Guts & Nerves Part II
In the last email we took a dive into the autonomic nervous system and how it interacts with the enteric nervous system. If you missed it, go back and check it out. The science lays the foundation for this email as well. In this email we’ll have a look at how WHAT you put into the gut interacts with your nervous system. Let’s start by talking about cortisol, the stress hormone. This hormone is released by the adrenal gland to help people deal with stress and regulate blood sugar levels. It is a steroid hormone released when your body switches into the sympathetic nervous system, “fight or flight,” to help with stress and when your have a spike in your blood sugar. Too much cortisol can have some serious negative side effects. Sometimes this is referred to as Cushing syndrome or hypercortisolism. According to the Mayo Clinic, “…the hallmark signs of Cushing syndrome — a fatty hump between your shoulders, a rounded face, and pink or purple stretch marks on your skin….high blood pressure, bone loss and, on occasion, type 2 diabetes.” The overproduction of cortisol due to spikes in blood sugar levels is a major reason to be conscious about what you’re putting into your mouth! Do not emotionally eat bags of chips or pints of Cherry Garcia.

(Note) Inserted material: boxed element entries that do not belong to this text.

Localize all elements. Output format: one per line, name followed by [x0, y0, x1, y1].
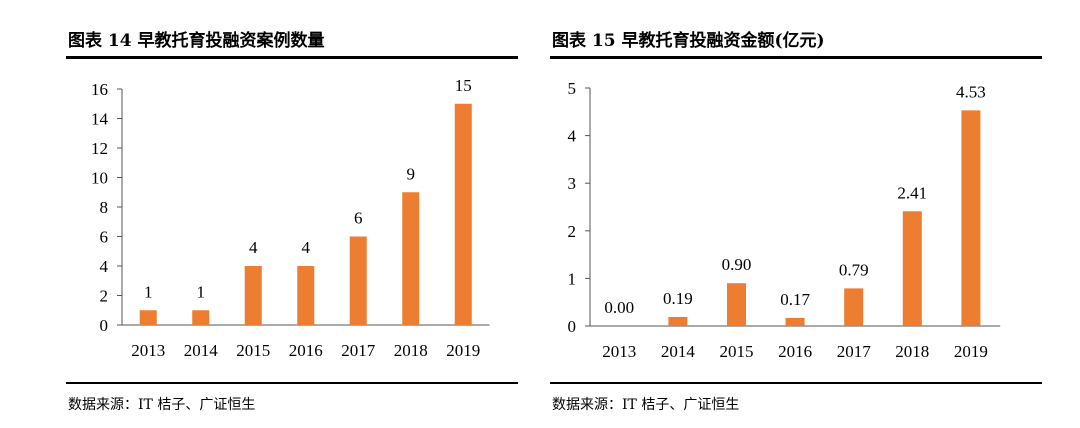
chart-panel-amount: 图表 15 早教托育投融资金额(亿元) 0 1 2 3 4 5 2013 0.00 2014 0.…	[522, 0, 1042, 428]
data-label-2015: 0.90	[722, 255, 752, 274]
x-tick-label: 2013	[602, 342, 636, 361]
bar-chart-amount: 0 1 2 3 4 5 2013 0.00 2014 0.19 2015 0.90 2016 0.17 20…	[568, 79, 1001, 361]
data-label-2016: 0.17	[780, 290, 810, 309]
y-tick-label: 3	[568, 174, 577, 193]
title-rule	[550, 56, 1042, 59]
x-tick-label: 2016	[778, 342, 812, 361]
y-tick-label: 2	[100, 287, 109, 306]
y-tick-label: 6	[100, 228, 109, 247]
data-label-2014: 1	[197, 282, 206, 301]
bar-2017	[349, 236, 367, 325]
y-tick-label: 10	[91, 169, 108, 188]
source-note: 数据来源：IT 桔子、广证恒生	[552, 397, 740, 413]
data-label-2017: 6	[354, 209, 363, 228]
y-tick-label: 5	[568, 79, 577, 98]
y-tick-label: 0	[100, 316, 109, 335]
data-label-2014: 0.19	[663, 289, 693, 308]
x-tick-label: 2015	[720, 342, 754, 361]
x-tick-label: 2014	[661, 342, 696, 361]
bar-2016	[785, 317, 805, 326]
y-tick-label: 12	[91, 139, 108, 158]
data-label-2018: 2.41	[897, 183, 927, 202]
x-tick-label: 2016	[289, 341, 323, 360]
y-tick-label: 0	[568, 317, 577, 336]
source-rule	[66, 382, 518, 384]
bar-2014	[192, 310, 210, 325]
data-label-2013: 0.00	[604, 298, 634, 317]
bar-2019	[454, 103, 472, 325]
bar-2013	[139, 310, 157, 325]
chart-title: 图表 15 早教托育投融资金额(亿元)	[552, 31, 825, 51]
y-tick-label: 4	[100, 257, 109, 276]
y-tick-label: 8	[100, 198, 109, 217]
data-label-2017: 0.79	[839, 260, 869, 279]
bar-2014	[668, 316, 688, 326]
chart-panel-cases: 图表 14 早教托育投融资案例数量 0 2 4 6 8 10 12 14 16 2013 1 2014…	[38, 0, 558, 428]
bar-2018	[402, 192, 420, 325]
x-tick-label: 2013	[131, 341, 165, 360]
source-rule	[550, 382, 1042, 384]
y-tick-label: 14	[91, 110, 109, 129]
x-tick-label: 2019	[446, 341, 480, 360]
x-tick-label: 2017	[837, 342, 872, 361]
bar-2019	[961, 110, 981, 326]
y-tick-label: 4	[568, 127, 577, 146]
data-label-2013: 1	[144, 282, 153, 301]
x-tick-label: 2019	[954, 342, 988, 361]
bar-2015	[244, 266, 262, 325]
y-tick-label: 2	[568, 222, 577, 241]
data-label-2016: 4	[302, 238, 311, 257]
y-tick-label: 1	[568, 269, 577, 288]
x-tick-label: 2018	[394, 341, 428, 360]
data-label-2019: 4.53	[956, 82, 986, 101]
y-tick-label: 16	[91, 80, 108, 99]
bar-chart-cases: 0 2 4 6 8 10 12 14 16 2013 1 2014 1 2015 4 2016 4 2017 6 20…	[91, 76, 490, 360]
bar-2018	[902, 211, 922, 326]
x-tick-label: 2015	[236, 341, 270, 360]
title-rule	[66, 56, 518, 59]
x-tick-label: 2014	[184, 341, 219, 360]
chart-title: 图表 14 早教托育投融资案例数量	[68, 31, 325, 51]
x-tick-label: 2017	[341, 341, 376, 360]
data-label-2019: 15	[455, 76, 472, 95]
data-label-2018: 9	[407, 164, 416, 183]
source-note: 数据来源：IT 桔子、广证恒生	[68, 397, 256, 413]
bar-2016	[297, 266, 315, 325]
data-label-2015: 4	[249, 238, 258, 257]
bar-2017	[844, 288, 864, 326]
bar-2015	[727, 283, 746, 326]
x-tick-label: 2018	[895, 342, 929, 361]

Sugar – Known to many physicians as “the white death,” sugar spikes blood sugar levels and therefore leads to the release of more cortisol. Ingesting too much sugar or spending too much time in the sympathetic nervous system (“fight or flight”-- refer to the last email) will lead to adrenal fatigue. Adrenal fatigue will materialize as a whole list of other negative issues, bedsides the previously mentioned Cushing syndrome. Do not eat sugar because you’re stressed…in fact you may be stressed because you eat sugar. Besides the “run of the mill” type stress, spikes in blood sugar levels can lead to terrible mood swings as well. By the way, there are 61 different names for sugar listed on food labels. It’s worth a Google if you’re not sure if there is added sugar in your foods. Processed Carbohydrates (AKA More Sugar) – Processed Carbohydrates get broken down into simple sugars (glucose) and therefore cause a spike in your blood sugar levels, which gets us back to adrenal fatigue and hypercortisolism. A good rule of thumb for carbohydrates is this: if it doesn’t visibly go bad, don’t eat it. Remember that french fry you found under the driver's side seat of the car six months after your visit to Micky D’s and it still looked edible? That’s not natural! Most refined and processed carbs taste great and never fill you up (the manufactures of these tasty snacks have got our number!). Processed carbs have almost no nutritional value and come with a host of negatives. If you can replace them with healthy snacks, your body will thank you!